Wednesday, 15 February 2012

Bit Extensions



Bit extensions are used to extend the reach of augers in a brace.  They allow the carpenter to drill through much thicker wood or to carry a hole through a wider space.  They were made by various manufacturers.  The one’s in my collection are from Stanley, Millers Falls, and perhaps Greenlee.

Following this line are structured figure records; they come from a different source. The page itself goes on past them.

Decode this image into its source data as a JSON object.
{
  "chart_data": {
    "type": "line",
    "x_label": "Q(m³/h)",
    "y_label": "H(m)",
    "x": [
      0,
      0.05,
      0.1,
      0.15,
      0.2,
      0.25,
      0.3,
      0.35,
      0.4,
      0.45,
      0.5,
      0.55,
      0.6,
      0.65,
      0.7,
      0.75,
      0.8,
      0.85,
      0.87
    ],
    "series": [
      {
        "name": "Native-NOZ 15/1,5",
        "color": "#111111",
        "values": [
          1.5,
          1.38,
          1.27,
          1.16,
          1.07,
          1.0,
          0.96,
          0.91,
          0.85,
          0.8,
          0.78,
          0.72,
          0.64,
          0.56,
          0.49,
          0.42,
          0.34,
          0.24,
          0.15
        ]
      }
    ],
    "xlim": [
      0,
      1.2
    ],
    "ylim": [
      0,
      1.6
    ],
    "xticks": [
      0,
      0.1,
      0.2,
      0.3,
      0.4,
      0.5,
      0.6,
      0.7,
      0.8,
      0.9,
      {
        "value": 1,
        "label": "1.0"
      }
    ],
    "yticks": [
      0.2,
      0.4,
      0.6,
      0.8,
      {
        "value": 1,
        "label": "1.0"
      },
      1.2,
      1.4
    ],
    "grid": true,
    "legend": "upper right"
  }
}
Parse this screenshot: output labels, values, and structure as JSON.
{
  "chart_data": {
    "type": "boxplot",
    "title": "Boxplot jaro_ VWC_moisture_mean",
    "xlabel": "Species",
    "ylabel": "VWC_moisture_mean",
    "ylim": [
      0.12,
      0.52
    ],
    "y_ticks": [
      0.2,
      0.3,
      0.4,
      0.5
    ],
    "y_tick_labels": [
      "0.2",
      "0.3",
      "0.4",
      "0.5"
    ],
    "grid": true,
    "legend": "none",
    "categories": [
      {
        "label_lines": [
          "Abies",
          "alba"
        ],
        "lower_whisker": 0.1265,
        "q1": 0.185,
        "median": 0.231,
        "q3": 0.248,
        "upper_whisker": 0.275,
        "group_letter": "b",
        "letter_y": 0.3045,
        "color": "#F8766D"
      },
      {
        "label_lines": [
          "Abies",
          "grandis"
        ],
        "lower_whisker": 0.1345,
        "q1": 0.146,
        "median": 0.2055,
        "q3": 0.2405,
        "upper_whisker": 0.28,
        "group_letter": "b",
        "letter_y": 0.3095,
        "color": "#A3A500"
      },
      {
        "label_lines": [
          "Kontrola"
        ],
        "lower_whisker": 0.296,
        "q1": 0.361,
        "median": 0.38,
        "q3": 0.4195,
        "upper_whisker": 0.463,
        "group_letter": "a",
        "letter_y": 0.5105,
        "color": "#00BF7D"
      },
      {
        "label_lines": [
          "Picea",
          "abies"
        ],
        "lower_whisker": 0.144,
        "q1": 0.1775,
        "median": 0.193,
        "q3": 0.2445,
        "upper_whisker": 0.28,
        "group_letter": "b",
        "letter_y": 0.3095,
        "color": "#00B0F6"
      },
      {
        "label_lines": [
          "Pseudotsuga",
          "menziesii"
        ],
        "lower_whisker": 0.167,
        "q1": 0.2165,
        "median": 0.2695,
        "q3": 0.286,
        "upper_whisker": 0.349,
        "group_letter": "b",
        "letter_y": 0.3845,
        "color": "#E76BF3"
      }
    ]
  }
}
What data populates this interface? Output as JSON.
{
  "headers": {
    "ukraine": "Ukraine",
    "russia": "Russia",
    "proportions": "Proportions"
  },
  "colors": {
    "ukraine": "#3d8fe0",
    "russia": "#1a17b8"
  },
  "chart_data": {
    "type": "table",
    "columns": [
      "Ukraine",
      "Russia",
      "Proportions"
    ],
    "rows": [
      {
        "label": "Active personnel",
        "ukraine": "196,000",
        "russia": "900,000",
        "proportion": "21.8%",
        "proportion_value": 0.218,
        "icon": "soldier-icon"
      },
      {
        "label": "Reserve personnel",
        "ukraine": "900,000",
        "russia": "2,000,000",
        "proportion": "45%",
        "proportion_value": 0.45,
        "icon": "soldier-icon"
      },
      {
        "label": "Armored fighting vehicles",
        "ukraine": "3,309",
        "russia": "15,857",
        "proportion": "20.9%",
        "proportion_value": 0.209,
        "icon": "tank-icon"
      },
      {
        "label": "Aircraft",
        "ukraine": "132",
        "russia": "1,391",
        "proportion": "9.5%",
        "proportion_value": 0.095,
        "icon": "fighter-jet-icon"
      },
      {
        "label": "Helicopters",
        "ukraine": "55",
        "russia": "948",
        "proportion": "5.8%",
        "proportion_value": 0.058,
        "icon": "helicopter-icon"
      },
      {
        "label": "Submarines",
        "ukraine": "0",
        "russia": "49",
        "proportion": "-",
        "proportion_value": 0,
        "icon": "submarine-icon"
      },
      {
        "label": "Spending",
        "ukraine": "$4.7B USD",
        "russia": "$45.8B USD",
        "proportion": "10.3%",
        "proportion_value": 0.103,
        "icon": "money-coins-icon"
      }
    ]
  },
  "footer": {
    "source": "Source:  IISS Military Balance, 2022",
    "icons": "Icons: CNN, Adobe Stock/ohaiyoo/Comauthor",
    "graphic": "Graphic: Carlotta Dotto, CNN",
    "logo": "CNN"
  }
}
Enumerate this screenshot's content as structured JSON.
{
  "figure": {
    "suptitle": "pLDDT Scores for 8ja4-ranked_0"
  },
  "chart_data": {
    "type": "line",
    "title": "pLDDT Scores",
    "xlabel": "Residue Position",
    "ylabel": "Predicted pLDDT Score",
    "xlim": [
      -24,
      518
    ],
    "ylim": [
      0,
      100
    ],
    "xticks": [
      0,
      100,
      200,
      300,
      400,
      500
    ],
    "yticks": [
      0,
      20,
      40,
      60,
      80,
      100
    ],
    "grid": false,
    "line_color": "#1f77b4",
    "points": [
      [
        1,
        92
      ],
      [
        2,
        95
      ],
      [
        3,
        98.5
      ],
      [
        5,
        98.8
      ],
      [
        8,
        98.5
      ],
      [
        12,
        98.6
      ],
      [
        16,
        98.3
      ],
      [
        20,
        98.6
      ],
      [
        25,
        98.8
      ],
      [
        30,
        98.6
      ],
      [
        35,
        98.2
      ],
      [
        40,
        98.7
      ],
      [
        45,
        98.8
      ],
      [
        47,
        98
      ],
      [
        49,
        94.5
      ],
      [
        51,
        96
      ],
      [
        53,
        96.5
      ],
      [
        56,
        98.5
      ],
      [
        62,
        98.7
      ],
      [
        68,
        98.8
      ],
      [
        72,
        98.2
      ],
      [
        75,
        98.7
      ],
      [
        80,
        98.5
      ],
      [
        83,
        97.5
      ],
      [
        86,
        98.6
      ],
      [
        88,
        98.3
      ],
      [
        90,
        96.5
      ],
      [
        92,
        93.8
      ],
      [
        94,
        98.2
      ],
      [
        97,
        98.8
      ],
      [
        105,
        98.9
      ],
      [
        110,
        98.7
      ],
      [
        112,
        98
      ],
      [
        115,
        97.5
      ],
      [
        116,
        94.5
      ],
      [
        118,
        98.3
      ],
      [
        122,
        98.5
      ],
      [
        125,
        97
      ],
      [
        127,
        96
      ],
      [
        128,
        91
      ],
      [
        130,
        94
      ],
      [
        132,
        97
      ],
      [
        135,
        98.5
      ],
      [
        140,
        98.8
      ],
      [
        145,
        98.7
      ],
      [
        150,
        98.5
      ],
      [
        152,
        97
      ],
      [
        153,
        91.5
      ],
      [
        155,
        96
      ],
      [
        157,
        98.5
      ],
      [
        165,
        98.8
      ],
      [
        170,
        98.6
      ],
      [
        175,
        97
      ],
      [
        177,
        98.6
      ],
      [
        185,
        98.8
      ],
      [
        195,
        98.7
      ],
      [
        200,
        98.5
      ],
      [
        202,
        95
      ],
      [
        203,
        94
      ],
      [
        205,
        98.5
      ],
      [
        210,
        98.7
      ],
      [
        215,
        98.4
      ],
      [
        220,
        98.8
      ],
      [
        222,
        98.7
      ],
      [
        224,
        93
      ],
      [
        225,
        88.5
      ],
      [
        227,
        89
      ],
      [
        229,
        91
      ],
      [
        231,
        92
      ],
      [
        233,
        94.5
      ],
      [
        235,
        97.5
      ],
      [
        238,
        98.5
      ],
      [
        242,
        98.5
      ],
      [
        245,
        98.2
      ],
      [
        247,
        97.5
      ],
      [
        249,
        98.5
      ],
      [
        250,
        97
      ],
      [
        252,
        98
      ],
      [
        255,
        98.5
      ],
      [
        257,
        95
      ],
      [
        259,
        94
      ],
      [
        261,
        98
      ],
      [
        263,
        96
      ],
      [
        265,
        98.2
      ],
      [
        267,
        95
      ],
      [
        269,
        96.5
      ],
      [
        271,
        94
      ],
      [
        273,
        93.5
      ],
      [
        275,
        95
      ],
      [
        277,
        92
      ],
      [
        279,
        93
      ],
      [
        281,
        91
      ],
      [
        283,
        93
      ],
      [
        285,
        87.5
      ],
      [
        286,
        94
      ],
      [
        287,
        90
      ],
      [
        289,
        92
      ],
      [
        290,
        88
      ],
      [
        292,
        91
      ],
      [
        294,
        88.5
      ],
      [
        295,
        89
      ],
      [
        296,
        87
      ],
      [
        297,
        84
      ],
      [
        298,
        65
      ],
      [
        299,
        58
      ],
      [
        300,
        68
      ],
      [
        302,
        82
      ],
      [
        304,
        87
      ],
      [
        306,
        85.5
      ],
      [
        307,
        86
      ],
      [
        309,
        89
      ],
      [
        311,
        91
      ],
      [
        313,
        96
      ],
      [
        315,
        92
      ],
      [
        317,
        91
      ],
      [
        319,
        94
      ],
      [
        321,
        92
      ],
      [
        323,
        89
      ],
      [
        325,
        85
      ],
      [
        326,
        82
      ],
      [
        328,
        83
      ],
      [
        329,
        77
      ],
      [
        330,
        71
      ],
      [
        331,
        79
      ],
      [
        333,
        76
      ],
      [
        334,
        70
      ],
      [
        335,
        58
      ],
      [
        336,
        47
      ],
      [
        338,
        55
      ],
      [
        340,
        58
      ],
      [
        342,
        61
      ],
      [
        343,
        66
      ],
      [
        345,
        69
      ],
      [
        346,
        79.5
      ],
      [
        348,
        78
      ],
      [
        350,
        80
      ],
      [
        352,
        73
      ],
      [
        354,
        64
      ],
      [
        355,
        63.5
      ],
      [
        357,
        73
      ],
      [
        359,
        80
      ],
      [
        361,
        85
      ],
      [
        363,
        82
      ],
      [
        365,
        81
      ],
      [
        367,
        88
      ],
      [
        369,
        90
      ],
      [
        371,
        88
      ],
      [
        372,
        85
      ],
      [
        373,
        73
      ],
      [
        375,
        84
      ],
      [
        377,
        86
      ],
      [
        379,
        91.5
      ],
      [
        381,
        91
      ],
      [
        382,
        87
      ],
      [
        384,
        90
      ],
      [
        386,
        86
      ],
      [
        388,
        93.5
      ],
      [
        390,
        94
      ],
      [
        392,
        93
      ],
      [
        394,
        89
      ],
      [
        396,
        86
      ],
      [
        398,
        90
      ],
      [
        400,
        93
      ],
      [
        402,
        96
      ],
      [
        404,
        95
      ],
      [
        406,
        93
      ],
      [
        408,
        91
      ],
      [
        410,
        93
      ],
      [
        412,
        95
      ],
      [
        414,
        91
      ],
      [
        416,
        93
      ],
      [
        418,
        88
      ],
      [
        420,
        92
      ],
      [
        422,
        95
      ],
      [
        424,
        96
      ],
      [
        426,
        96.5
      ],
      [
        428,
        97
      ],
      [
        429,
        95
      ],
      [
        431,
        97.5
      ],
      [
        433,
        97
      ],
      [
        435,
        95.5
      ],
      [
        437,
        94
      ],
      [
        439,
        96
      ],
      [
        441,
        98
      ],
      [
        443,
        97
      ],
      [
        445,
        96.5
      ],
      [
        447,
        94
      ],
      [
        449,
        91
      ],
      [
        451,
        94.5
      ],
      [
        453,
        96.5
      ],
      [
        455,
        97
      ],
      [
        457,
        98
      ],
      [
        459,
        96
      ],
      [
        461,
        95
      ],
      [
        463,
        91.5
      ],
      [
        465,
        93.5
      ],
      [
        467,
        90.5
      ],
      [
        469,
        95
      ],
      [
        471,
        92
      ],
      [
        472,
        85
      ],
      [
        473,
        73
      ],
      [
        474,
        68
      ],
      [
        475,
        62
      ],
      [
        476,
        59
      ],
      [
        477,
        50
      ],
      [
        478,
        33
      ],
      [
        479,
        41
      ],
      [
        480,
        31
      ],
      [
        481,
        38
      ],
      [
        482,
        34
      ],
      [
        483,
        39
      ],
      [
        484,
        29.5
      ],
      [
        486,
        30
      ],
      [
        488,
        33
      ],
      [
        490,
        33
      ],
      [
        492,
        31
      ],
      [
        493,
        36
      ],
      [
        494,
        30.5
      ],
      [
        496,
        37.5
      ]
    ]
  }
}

Greenlee Tools was started in Crawford County, Pennsylvania by Robert and Ralph Greenlee, the twin sons of a local farmer and inventor who had patented a line of wooden barrel-making machines in the early 1800’s.  The Pennsylvania oil started flowing shortly thereafter, and the Greenlees were in a position to make money supplying the barrels this required.  The brothers moved to Chicago in 1899, where Greenlee Brothers & Co. was officially formed.  The Great Chicago Fire of 1871 left their factory unscathed, and increased the demand for their woodworking machinery to help in reconstruction.  The went on to develop a hollow chisel mortiser for making square mortises quickly, a portable “railroad tie machining car” to produce ties for the exploding railway development after the US Civil War, and the first ever “self-feed power rip saw.”  When there own factory did burn down in 1897, the moved their plant to a more convenient location in Rockford, Illinois in 1903.  In 1927, a separate firm, Greenlee Tool Company, was established to carry on the small tools business while the machine tools remained with Greenlee Brothers & Company.  It became part of Textron Inc. in 1986.

The 1930 patent drawing is for a Greenlee No. 900.